Leadership needs to start at the top, and already in just the last week you issued two proposals that will further harm business investment and job creation.
On Monday, September 19, you issued your vision for long term deficit reduction. It uses fictitious costs savings and makes little effort to rein in entitlements or the budget deficit. In an editorial, the Washington Post declares your deficit reduction claims “misleading” full of “bogus” savings and “more of a campaign document.”
Rather than showcase a desire to help business owners, you reserved your harshest words for those who have been successful in business. Think of the message this sends to the large and small business owners in America. It’s not your proposals to raise taxes that so discourages them (in fact, many in the business world could live with the Bush tax cuts expiring); it is your scapegoating of successful entrepreneurs and your politically motivated class warfare that does so.
Then on Tuesday, September 20, you dropped another bomb on the business community by proposing that career government executives be barred from attending industry events. I’ll admit that this proposal hits very close to home. As you may know, the Consumer Electronics Association (CEA) puts on the largest business event in the nation, the International CES, which hosts 150,000 business and government leaders, including 30,000 from outside the United States. Your proposal would only impede our efforts – and the efforts of other conferences and expos – to attract these leaders.
It is already an embarrassing state of affairs when U.S. political appointees must stand outside our cocktail parties and dinners while their foreign government counterparts are enjoying our hospitality. Extending this ban to the scores of career government officials who need to see the latest trends in business and technology, witness how rules affect innovation, and meet their international counterparts is not conducive to good business practice.

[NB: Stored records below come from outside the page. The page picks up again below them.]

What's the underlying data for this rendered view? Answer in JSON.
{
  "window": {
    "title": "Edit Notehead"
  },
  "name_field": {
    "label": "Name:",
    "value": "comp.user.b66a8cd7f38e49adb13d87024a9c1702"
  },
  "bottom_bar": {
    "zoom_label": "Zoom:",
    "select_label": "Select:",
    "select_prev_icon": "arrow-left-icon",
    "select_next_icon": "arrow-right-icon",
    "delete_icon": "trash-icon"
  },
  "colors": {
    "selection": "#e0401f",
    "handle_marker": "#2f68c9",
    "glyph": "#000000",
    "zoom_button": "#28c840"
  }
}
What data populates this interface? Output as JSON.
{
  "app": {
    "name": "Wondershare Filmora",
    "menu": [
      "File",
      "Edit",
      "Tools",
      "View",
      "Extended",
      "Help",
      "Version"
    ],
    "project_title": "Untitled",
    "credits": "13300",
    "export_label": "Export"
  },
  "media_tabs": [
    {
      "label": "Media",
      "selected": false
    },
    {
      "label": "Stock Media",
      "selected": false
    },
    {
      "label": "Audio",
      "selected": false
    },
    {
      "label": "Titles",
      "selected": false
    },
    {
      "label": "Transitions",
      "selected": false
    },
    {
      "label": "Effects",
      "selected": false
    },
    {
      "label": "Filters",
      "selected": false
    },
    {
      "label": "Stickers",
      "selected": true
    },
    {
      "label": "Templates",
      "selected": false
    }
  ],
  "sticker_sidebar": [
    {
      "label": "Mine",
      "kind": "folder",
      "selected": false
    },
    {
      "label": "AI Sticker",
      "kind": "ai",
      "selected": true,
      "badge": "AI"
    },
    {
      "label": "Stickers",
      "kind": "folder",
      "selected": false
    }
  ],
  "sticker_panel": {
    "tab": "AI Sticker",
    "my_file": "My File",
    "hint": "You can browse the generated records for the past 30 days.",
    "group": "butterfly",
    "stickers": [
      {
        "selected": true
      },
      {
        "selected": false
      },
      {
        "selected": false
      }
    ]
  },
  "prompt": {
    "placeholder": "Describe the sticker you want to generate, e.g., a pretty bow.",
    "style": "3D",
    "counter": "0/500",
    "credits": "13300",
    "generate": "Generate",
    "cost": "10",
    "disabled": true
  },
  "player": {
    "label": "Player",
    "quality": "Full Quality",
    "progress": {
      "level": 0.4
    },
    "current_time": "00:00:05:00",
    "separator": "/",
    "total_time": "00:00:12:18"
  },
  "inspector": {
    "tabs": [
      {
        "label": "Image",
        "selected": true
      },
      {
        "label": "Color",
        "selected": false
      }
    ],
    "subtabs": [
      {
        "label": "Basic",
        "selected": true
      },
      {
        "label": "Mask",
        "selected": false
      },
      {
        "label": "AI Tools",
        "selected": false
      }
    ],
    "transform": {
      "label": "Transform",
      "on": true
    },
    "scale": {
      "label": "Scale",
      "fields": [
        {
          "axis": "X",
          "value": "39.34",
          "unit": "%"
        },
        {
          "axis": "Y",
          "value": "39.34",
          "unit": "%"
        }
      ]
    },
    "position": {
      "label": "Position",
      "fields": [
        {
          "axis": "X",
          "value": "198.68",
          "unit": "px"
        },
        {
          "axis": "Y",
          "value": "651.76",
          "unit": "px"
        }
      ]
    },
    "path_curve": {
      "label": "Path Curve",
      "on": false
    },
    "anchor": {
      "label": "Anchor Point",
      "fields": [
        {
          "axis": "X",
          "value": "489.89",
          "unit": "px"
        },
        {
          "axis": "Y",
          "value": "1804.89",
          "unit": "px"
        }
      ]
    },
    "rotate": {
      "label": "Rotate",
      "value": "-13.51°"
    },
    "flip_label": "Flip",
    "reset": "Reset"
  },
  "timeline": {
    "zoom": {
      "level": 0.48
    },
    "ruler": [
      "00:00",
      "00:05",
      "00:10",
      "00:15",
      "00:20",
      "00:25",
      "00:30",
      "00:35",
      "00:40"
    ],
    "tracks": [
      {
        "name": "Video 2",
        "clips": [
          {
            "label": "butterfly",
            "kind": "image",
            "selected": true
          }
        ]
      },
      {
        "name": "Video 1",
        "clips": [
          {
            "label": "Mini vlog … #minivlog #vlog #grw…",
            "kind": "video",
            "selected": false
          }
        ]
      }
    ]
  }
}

Government involvement in these events is important because these are occasions where those in the public and private sector can share their thoughts on the state of the industry. International CES and other U.S. shows like it are the only way many American entrepreneurs and smaller companies can reach international buyers, investors, media, and potential partners.
You are the first U.S. president in CEA history who hasn’t even written a welcoming letter to our international guests, despite our invitations to your office to do so. By comparison, our international competition in Germany is not only fully supported by the German government, but Chancellor Angela Merkel herself attends the annual customer dinner.
American business is in a global competition. When our own government views business as the enemy, puts up onerous obstacles and restricts interaction, we are further harming the U.S. economy’s competitive advantage.
Please, Mr. President, reverse course, stop the scapegoating and embrace those who create the jobs we so badly need.